Paris. . Früher hat Lucia Iraci in ihrem Salon den Damen der feinen Gesellschaft und Supermodels die Haare gemacht. Dann entschloss sich die Französin, in einem Ausländerghetto in Paris einen Salon zu eröffnen. In dem macht sie heute arme Frauen für drei Euro chic.

Marie-Christine schaut mit leuchtenden Augen in den großen Spiegel und ein schüchternes Lächeln umspielt ihre Mundwinkel. „Endlich mal wieder hübsch!“, sagt die Pariserin, Mitte 50, augenzwinkernd. Im Salon „Joséphine“ in der Rue de la Charbonnière gibt’s Schönheit zum absoluten Billigtarif.
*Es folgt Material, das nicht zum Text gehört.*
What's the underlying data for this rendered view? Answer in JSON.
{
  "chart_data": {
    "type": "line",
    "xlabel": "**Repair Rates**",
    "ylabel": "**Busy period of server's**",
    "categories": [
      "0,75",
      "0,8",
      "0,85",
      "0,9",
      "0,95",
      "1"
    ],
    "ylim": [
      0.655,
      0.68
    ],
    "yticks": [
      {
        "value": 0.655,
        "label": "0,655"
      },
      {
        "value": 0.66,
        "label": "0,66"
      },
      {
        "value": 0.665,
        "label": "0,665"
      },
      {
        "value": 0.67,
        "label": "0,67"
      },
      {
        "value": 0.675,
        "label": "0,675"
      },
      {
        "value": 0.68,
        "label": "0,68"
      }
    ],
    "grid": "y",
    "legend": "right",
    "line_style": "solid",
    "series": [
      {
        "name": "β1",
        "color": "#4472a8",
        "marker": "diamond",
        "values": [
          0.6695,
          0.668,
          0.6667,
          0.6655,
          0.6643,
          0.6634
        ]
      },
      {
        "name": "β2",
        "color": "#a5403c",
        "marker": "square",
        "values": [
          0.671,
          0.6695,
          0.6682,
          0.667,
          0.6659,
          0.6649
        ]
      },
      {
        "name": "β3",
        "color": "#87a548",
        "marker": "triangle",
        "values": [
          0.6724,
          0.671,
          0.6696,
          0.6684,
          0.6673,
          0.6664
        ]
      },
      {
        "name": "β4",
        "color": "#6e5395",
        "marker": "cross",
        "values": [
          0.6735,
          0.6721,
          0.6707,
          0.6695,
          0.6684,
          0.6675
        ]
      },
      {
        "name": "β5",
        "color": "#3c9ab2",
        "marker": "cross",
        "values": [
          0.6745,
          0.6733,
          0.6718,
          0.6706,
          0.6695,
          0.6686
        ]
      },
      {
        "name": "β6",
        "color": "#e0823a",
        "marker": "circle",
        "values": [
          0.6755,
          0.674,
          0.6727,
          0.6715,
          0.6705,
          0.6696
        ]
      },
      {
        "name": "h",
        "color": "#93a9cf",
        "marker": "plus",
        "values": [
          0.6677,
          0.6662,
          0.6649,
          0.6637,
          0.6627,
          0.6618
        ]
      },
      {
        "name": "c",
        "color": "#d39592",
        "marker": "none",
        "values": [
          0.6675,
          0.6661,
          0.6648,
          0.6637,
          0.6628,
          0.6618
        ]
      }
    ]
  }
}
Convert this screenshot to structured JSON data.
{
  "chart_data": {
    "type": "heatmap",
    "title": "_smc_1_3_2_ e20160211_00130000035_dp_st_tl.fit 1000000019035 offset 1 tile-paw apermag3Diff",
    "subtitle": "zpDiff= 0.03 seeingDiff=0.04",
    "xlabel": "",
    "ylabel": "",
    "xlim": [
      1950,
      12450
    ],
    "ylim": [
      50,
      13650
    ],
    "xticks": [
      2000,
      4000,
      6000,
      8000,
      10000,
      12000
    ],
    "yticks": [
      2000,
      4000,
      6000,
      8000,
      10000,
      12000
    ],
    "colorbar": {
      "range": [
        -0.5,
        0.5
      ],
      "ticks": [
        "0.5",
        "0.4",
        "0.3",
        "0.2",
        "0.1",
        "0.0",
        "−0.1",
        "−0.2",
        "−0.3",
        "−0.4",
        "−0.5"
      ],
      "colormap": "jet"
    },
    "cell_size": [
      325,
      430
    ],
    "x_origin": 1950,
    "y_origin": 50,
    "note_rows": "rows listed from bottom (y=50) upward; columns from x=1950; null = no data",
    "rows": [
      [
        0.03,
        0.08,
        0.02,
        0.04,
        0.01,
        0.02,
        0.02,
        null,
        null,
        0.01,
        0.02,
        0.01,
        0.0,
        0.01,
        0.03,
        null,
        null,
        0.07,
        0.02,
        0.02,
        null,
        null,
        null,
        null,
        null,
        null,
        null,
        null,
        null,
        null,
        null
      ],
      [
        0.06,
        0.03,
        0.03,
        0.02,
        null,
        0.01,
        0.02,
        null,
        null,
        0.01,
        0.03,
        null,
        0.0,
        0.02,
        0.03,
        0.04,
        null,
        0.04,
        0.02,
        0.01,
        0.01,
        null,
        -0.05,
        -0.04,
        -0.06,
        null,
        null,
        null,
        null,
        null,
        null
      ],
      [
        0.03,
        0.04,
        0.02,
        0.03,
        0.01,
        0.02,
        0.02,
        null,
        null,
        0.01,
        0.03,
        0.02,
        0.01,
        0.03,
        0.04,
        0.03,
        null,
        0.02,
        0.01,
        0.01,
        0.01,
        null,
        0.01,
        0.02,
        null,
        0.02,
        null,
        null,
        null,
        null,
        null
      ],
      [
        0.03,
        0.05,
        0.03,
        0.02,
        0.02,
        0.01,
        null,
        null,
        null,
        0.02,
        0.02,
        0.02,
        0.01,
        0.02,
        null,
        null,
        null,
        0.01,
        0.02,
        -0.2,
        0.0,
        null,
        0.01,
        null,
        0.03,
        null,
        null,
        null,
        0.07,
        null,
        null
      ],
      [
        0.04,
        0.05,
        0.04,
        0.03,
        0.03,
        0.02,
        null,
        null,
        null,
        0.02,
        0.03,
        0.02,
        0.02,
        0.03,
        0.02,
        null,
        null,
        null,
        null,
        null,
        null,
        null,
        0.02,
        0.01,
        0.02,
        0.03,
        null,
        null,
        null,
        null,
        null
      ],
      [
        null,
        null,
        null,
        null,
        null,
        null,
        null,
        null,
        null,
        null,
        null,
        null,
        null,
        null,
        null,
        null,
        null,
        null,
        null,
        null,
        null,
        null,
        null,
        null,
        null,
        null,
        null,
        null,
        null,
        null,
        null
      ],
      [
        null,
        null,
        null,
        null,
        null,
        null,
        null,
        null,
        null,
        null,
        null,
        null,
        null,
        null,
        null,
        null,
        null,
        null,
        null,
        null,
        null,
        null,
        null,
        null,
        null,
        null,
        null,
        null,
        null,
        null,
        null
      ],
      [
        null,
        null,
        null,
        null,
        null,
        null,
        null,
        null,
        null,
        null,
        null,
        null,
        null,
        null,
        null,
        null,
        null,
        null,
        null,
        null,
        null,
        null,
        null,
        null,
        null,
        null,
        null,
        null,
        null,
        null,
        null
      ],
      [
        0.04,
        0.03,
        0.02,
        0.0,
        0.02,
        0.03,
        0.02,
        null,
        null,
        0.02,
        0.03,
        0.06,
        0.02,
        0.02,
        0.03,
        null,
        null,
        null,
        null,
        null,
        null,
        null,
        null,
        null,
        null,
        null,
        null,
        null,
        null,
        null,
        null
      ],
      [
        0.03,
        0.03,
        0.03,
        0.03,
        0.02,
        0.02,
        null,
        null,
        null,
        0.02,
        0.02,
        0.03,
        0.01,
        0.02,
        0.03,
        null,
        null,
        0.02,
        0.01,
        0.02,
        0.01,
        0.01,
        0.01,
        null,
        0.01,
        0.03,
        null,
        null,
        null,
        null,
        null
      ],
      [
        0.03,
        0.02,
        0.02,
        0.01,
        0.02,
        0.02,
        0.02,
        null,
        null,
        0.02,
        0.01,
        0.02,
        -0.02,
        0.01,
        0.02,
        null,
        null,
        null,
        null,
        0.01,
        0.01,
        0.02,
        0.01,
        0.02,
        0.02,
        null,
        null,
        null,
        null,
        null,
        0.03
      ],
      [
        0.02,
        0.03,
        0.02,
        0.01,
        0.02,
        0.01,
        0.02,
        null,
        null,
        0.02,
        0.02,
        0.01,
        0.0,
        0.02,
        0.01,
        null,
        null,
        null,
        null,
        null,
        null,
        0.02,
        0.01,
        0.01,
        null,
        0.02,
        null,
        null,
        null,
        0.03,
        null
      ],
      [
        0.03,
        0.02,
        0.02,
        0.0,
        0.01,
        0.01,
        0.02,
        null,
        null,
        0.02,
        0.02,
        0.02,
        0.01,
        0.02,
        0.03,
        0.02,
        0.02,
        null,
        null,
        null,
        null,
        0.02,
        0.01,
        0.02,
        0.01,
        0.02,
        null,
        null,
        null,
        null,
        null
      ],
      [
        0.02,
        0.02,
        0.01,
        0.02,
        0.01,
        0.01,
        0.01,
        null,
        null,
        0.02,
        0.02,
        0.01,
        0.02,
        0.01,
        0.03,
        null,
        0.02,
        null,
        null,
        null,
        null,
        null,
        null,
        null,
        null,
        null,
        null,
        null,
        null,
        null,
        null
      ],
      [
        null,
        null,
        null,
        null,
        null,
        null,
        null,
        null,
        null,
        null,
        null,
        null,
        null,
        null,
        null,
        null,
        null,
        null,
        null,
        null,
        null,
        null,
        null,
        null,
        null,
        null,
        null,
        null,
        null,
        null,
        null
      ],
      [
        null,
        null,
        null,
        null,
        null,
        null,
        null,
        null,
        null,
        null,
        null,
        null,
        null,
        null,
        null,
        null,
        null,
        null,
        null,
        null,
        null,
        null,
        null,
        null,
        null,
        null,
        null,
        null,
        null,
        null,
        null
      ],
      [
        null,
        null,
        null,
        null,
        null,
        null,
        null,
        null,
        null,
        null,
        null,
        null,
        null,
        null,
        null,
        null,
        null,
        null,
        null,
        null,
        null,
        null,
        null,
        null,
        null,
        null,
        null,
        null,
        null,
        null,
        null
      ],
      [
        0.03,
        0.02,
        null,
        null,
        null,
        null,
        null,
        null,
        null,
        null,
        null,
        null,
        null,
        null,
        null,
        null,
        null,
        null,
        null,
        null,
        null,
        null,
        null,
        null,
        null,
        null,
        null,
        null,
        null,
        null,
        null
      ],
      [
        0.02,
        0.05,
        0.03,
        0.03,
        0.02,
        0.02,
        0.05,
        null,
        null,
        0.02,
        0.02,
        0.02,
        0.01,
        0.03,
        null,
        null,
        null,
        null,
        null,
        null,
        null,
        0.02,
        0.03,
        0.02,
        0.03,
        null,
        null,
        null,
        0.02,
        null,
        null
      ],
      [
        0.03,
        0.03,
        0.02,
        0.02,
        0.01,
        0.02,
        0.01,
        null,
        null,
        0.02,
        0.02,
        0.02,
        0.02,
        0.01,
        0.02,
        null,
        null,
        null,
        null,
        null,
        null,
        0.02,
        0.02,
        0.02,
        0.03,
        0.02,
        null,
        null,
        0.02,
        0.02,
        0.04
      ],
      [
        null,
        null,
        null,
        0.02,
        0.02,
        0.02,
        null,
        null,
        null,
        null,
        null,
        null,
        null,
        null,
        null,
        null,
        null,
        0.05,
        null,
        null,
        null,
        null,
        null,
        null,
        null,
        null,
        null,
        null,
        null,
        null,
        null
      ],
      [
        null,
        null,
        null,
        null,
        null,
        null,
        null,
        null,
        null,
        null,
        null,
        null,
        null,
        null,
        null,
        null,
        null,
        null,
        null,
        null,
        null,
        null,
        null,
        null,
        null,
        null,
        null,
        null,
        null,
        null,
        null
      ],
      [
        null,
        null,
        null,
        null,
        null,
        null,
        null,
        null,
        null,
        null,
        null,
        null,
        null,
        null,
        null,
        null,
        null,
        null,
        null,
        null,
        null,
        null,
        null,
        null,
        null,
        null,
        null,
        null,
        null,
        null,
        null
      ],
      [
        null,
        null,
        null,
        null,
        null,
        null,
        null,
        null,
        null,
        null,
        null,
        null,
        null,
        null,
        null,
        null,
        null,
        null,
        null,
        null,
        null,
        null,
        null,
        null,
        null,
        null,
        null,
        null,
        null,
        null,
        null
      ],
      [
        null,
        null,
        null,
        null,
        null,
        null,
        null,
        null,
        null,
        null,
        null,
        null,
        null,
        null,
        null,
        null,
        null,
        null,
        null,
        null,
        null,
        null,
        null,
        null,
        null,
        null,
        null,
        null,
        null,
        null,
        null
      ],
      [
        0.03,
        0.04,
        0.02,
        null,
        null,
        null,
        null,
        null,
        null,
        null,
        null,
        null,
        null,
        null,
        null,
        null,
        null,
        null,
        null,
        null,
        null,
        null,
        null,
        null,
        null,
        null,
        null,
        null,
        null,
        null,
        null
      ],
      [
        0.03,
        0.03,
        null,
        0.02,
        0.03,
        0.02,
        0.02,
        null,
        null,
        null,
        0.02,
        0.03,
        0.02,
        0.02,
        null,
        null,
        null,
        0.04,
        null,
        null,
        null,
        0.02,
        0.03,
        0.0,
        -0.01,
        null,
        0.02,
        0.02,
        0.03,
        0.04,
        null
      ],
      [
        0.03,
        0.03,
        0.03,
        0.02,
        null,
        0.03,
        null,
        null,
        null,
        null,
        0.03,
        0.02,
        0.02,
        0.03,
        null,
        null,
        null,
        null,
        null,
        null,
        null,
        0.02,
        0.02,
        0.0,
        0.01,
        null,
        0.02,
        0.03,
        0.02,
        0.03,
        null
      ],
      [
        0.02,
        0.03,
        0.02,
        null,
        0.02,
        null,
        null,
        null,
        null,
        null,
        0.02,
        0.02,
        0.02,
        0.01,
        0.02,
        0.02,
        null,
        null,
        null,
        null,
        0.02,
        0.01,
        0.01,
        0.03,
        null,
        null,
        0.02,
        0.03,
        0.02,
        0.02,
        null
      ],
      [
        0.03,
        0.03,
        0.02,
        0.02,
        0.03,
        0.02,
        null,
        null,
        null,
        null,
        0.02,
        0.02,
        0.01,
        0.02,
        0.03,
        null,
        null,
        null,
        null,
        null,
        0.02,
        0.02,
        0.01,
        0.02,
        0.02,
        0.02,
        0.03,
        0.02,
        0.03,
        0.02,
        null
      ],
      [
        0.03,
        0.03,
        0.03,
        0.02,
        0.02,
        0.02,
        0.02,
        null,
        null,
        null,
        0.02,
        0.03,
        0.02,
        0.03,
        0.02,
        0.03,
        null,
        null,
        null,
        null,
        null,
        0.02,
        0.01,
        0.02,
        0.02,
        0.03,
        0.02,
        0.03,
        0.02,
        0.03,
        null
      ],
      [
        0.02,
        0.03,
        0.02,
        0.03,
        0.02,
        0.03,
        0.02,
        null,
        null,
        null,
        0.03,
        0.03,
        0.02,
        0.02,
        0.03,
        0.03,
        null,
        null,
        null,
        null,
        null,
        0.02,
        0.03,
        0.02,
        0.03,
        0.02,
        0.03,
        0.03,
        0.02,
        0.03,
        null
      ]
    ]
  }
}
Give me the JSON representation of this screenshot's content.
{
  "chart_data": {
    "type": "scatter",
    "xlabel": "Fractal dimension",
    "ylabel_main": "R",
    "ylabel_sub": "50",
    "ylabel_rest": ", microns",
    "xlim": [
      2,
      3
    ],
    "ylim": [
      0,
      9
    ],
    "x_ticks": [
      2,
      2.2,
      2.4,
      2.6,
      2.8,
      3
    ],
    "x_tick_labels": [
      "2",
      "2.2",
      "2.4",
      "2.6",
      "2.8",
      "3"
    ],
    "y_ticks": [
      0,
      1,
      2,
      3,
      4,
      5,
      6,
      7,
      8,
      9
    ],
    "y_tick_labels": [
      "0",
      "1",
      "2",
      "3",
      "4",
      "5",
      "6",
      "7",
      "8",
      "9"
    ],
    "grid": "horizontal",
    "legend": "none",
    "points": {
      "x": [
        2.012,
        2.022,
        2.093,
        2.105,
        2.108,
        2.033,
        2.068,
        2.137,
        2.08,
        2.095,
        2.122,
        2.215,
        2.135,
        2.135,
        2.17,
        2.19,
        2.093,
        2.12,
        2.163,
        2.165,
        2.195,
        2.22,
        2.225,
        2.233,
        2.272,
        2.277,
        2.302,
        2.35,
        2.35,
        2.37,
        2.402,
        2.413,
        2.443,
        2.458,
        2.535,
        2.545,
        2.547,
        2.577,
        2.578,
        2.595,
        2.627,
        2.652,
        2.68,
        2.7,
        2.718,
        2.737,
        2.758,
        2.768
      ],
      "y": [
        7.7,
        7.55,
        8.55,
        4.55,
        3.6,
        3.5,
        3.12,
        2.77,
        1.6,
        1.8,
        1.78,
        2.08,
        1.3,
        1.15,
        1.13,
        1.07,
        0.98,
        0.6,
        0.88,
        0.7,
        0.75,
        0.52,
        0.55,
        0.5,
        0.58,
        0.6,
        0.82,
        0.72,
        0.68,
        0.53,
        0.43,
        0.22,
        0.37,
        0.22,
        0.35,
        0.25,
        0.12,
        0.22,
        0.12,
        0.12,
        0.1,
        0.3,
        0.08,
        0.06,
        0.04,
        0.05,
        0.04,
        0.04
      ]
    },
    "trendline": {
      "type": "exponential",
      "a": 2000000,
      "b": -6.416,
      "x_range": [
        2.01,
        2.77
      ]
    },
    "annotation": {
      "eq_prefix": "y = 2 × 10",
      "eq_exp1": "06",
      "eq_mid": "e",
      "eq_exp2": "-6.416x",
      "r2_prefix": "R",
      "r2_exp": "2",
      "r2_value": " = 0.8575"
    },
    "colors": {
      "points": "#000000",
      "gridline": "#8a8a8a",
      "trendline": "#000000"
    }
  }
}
Waschen, Färben, Schneiden plus Gesichtspflege für gerade einmal drei Euro. „Joséphine“ ist der ungewöhnlichste Friseurladen der französischen Millionen-Metropole: ein „Sozial-Salon“ für arme Frauen.

Es ist nicht lange her, da stand Marie-Christine noch auf der Sonnenseite des Lebens: eine gut bezahlte Anwältin in einer Kanzlei im 1. Arrondissement, glücklich verheiratet, zwei erwachsene Kinder, Ur­laub am Mittelmeer. Wie aus heiterem Himmel stürzt sie ab und erlebt eine dramatische Bruchlandung. „Mein Mann verliebte sich in eine 20 Jahre Jüngere und ließ mich sitzen. Ich litt unter Depressionen, schluckte Tabletten“, erzählt sie. Als sie den seelischen Schmerz schließlich mit immer mehr Alkohol zu ertränken versuchte, setzte ihr Chef sie vor fünf Jahren vor die Tür. Seitdem lebt sie von Arbeitslosen-, mittlerweile von Sozialhilfe, knapp unter dem Existenzminimum.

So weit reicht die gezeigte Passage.